You are a data engineer if you focus on combining data sources, building data pipelines, and data modeling. You must love data integration and number crunching.

You are an analytic engineer if you focus on creating aggregate data stores that match Key Performance Indicators (KPI). These metrics Operational Data Stores (ODS) deliver ROLAP analytics, “drill through” and “drill down” insightful solutions.

You are a Business Intelligence (BI) engineer if you focus on BI tools to create custom and pixel-perfect dashboards, analytic drill paths, and securely delivered parameterized reports. These BI engineers are designers that understand human psychology, storytelling, and human interpretation. You marry design skills with expertise in a BI tool of choice to solve business problems. The BI engineer and the Data Analyst role have a ton of overlap in this regard.

You are a Data Scientist if you are a stats person, a tech-savvy data wizard combined with an industry Subject Matter Expert (SME). The role expects you to take on all functions of both developer and designer. The data scientist must see both the forest and the trees.

The main difference between the engineer and the scientist is the engineer does not need to know about statistics, but the scientist must know about Ensemble methods, OverFitting, and UnderFitting methods, for example, to do machine learning. (ML) and to power artificial intelligence (AI).
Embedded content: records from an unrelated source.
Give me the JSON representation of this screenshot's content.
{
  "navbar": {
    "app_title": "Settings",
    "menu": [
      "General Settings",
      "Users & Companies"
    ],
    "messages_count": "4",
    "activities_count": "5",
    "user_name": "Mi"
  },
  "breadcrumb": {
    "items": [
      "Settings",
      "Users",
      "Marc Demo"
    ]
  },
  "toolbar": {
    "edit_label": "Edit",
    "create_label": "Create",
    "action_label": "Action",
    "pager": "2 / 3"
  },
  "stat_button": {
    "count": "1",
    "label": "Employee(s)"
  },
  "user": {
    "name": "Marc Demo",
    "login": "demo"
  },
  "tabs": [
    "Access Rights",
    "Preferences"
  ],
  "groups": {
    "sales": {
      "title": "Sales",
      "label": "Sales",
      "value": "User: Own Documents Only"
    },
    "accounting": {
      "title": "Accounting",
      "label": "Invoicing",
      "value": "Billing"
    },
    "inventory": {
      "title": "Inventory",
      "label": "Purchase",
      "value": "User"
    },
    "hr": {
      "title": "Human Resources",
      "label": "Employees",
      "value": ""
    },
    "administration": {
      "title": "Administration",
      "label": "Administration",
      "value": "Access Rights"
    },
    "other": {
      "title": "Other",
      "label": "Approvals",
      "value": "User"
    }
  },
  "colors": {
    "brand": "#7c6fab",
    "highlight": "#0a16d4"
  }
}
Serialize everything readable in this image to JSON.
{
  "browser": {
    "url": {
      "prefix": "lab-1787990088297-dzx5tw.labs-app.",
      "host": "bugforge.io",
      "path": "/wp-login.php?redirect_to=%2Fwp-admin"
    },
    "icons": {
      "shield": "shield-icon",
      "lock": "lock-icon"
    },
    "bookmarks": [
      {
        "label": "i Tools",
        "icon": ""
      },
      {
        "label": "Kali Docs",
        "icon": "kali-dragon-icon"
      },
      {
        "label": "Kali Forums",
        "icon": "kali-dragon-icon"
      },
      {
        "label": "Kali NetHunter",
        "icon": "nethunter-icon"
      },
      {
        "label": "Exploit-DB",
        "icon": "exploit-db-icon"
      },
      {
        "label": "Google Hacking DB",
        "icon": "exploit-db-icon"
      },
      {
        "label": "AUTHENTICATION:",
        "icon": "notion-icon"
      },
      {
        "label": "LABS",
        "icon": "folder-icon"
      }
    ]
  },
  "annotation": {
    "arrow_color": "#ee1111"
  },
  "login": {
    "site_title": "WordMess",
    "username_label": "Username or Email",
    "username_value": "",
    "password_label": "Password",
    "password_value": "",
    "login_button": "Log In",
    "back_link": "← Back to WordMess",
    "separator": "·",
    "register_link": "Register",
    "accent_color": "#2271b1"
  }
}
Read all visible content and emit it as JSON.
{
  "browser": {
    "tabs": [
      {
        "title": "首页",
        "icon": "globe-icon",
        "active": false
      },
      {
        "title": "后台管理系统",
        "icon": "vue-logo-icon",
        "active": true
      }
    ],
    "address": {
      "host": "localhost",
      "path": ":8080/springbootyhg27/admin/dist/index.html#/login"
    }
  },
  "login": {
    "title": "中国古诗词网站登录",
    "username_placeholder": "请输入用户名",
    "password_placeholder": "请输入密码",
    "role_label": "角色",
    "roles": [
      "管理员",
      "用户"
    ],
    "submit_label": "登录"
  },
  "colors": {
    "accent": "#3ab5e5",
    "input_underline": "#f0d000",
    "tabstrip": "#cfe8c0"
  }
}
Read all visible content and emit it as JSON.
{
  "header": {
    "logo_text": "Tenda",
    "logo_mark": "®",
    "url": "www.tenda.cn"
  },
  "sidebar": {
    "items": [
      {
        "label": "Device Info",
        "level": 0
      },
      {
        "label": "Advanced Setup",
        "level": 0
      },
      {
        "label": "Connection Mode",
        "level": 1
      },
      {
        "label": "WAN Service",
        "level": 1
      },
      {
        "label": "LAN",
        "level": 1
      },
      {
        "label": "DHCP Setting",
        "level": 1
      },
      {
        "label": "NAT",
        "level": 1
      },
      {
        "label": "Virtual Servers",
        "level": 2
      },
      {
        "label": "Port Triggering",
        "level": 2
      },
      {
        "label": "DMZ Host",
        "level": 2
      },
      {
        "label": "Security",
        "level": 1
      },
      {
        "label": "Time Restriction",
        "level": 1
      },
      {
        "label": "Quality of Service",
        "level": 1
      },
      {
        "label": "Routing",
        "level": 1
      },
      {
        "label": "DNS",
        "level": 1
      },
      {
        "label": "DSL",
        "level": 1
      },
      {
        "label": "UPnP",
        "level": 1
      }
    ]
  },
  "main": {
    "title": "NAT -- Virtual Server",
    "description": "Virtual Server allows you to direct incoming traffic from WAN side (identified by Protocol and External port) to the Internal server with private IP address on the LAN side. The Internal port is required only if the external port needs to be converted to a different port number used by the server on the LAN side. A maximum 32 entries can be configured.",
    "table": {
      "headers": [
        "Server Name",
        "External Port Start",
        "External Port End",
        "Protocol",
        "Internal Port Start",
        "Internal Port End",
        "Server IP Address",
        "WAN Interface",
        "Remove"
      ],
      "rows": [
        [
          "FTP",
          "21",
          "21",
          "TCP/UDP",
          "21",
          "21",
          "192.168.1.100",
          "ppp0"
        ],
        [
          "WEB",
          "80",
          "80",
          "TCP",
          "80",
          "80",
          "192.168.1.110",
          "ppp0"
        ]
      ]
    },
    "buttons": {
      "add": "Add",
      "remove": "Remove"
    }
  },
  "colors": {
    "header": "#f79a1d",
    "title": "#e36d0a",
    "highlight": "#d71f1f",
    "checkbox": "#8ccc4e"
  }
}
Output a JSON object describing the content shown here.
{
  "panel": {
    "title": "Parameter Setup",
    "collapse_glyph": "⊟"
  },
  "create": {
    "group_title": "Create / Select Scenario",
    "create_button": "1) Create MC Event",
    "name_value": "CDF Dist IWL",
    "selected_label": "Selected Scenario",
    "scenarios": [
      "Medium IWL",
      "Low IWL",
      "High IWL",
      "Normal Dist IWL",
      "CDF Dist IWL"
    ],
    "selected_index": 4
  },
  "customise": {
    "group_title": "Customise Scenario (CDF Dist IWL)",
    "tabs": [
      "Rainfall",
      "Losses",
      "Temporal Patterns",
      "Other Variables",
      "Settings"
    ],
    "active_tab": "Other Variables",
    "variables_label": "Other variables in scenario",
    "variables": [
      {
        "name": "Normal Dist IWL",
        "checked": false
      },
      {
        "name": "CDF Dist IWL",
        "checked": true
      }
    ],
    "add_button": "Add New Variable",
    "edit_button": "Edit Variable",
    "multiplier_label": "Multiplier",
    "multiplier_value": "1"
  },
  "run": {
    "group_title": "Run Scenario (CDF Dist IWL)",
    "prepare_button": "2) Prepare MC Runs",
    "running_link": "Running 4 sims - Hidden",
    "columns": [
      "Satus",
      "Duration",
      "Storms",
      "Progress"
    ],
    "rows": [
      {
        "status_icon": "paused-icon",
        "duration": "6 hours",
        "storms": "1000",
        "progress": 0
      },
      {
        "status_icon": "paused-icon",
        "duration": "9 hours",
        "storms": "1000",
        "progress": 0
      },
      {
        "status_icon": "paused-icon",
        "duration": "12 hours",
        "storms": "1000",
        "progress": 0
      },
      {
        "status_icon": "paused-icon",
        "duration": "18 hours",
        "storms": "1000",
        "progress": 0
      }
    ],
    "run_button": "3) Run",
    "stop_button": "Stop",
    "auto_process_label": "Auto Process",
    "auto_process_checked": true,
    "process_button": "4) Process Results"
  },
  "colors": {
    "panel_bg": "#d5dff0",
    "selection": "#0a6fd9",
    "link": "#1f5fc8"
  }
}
Data scientists are an x-functional group to work in parallel as SMEs, data integrators, and number crunchers to crunch large datasets, develop statistical models, and deploy them to make predictions based on data. The development of these models using training data is a machine learning (ML) process.

Scientists can define the mathematical rules governing knowledge development and discrete facts’ regular dissolution.

Neuroscientist Richard Restak, who writes about the power of the limbic system in The Naked Brain, says that when people are forced to make decisions based on data alone, they take more time and usually overanalyze the situation.

The naked truth is that we must bring in experts but pair them with people who know your business. Find designers, developers, and data scientists, but also include behavioral scientists and people who understand emerging technologies and how they might affect your industry. A team is always more potent than a superstar.